Open USD: Over 140 Giants Including Visa, Stripe, and Coinbase Back New Stablecoin Project
More than 140 companies including Visa, Stripe, Coinbase, and BlackRock have announced Open USD, a new stablecoin governed by an independent consortium with shared economics and zero minting fees. The network is set to launch later this year.
A landmark coalition of more than 140 companies spanning finance, technology, payments, and crypto has jointly announced the creation of Open USD — a new stablecoin initiative aimed at reshaping how digital dollars are issued, governed, and used across the global economy.
The project brings together some of the most recognizable names in the industry. Participants include Visa, Mastercard, American Express, Stripe, BlackRock, Coinbase, Bybit, OKX, Ripple, Crypto.com, Shopify, DoorDash, Google, IBM, Standard Chartered, DBS, BNY, U.S. Bank, Adyen, Fiserv, Fireblocks, MetaMask, Aave, Solana, Polygon, and Stellar, among many others.
At the heart of the project is a fundamentally different approach to stablecoin governance. While most stablecoins today are controlled by a single issuing entity, Open USD will be managed by an independent organization called Open Standard. Its board is composed of representatives from the participating partners, ensuring no single company holds unilateral control over the network.

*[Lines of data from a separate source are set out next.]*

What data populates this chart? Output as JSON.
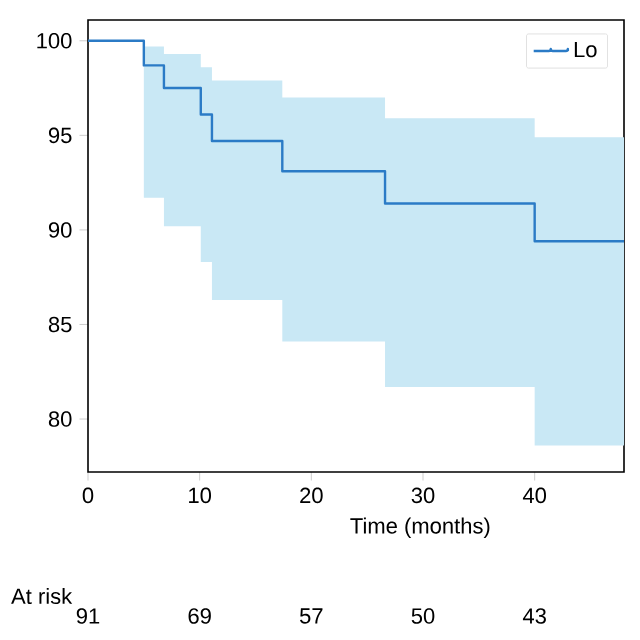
{
  "chart_data": {
    "type": "step",
    "xlabel": "Time (months)",
    "xlim": [
      0,
      48
    ],
    "xticks": [
      0,
      10,
      20,
      30,
      40
    ],
    "ylim": [
      77.2,
      101.1
    ],
    "yticks": [
      80,
      85,
      90,
      95,
      100
    ],
    "legend": "top right",
    "x": [
      0,
      5,
      6.8,
      10.1,
      11.1,
      17.4,
      26.6,
      40,
      48
    ],
    "series": [
      {
        "name": "Lo",
        "color": "#2b7bc6",
        "values": [
          100,
          98.7,
          97.5,
          96.1,
          94.7,
          93.1,
          91.4,
          89.4,
          89.4
        ],
        "lower": [
          100,
          91.7,
          90.2,
          88.3,
          86.3,
          84.1,
          81.7,
          78.6,
          78.6
        ],
        "upper": [
          100,
          99.7,
          99.3,
          98.6,
          97.9,
          97.0,
          95.9,
          94.9,
          94.9
        ]
      }
    ],
    "annotations": [
      "At risk",
      "91",
      "69",
      "57",
      "50",
      "43"
    ]
  }
}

Three principles define the Open USD model: zero fees on minting and redemption regardless of scale, distribution of reserve income among partners after a management fee is applied, and a collaborative governance structure built to resist centralization.
Founding CEO Zach Abrams explained that the consortium was formed in direct response to the pain points businesses experience with existing stablecoins. According to Abrams, companies currently struggle with steep minting and redemption costs, restricted access to yield generated by reserves, and dependency on the strategic decisions of third-party issuers.
"Existing stablecoins have great strengths, but to use them at scale, businesses need something that's open, low-cost, high-throughput, broadly accessible, and aligned to their interests," Abrams stated.
Key executives from partner companies also weighed in on the launch. Stripe's President of Technology and Business, Will Gaybrick, indicated that Open USD is expected to become the default stablecoin for businesses operating on the Stripe platform. Meanwhile, Jack Forestell, Visa's Chief Product and Strategy Officer, emphasized that governance integrity, cross-platform interoperability, and user trust will be critical factors as stablecoins continue to integrate more deeply into global financial infrastructure.
The scope of the consortium is notably broad. It spans traditional banking institutions, global card networks, cryptocurrency exchanges, blockchain protocols, enterprise software companies, and consumer-facing commerce platforms. This diversity is seen as a key advantage — allowing Open USD to address the needs of a wide range of use cases, from cross-border payments to on-chain commerce.
Open Standard confirmed that the stablecoin is expected to go live before the end of this year. No specific launch date has been disclosed, but the organization says technical and regulatory groundwork is already well underway.
The announcement signals a growing appetite among major financial and technology players to move beyond fragmented stablecoin infrastructure toward a more unified, equitable, and scalable system for global money movement.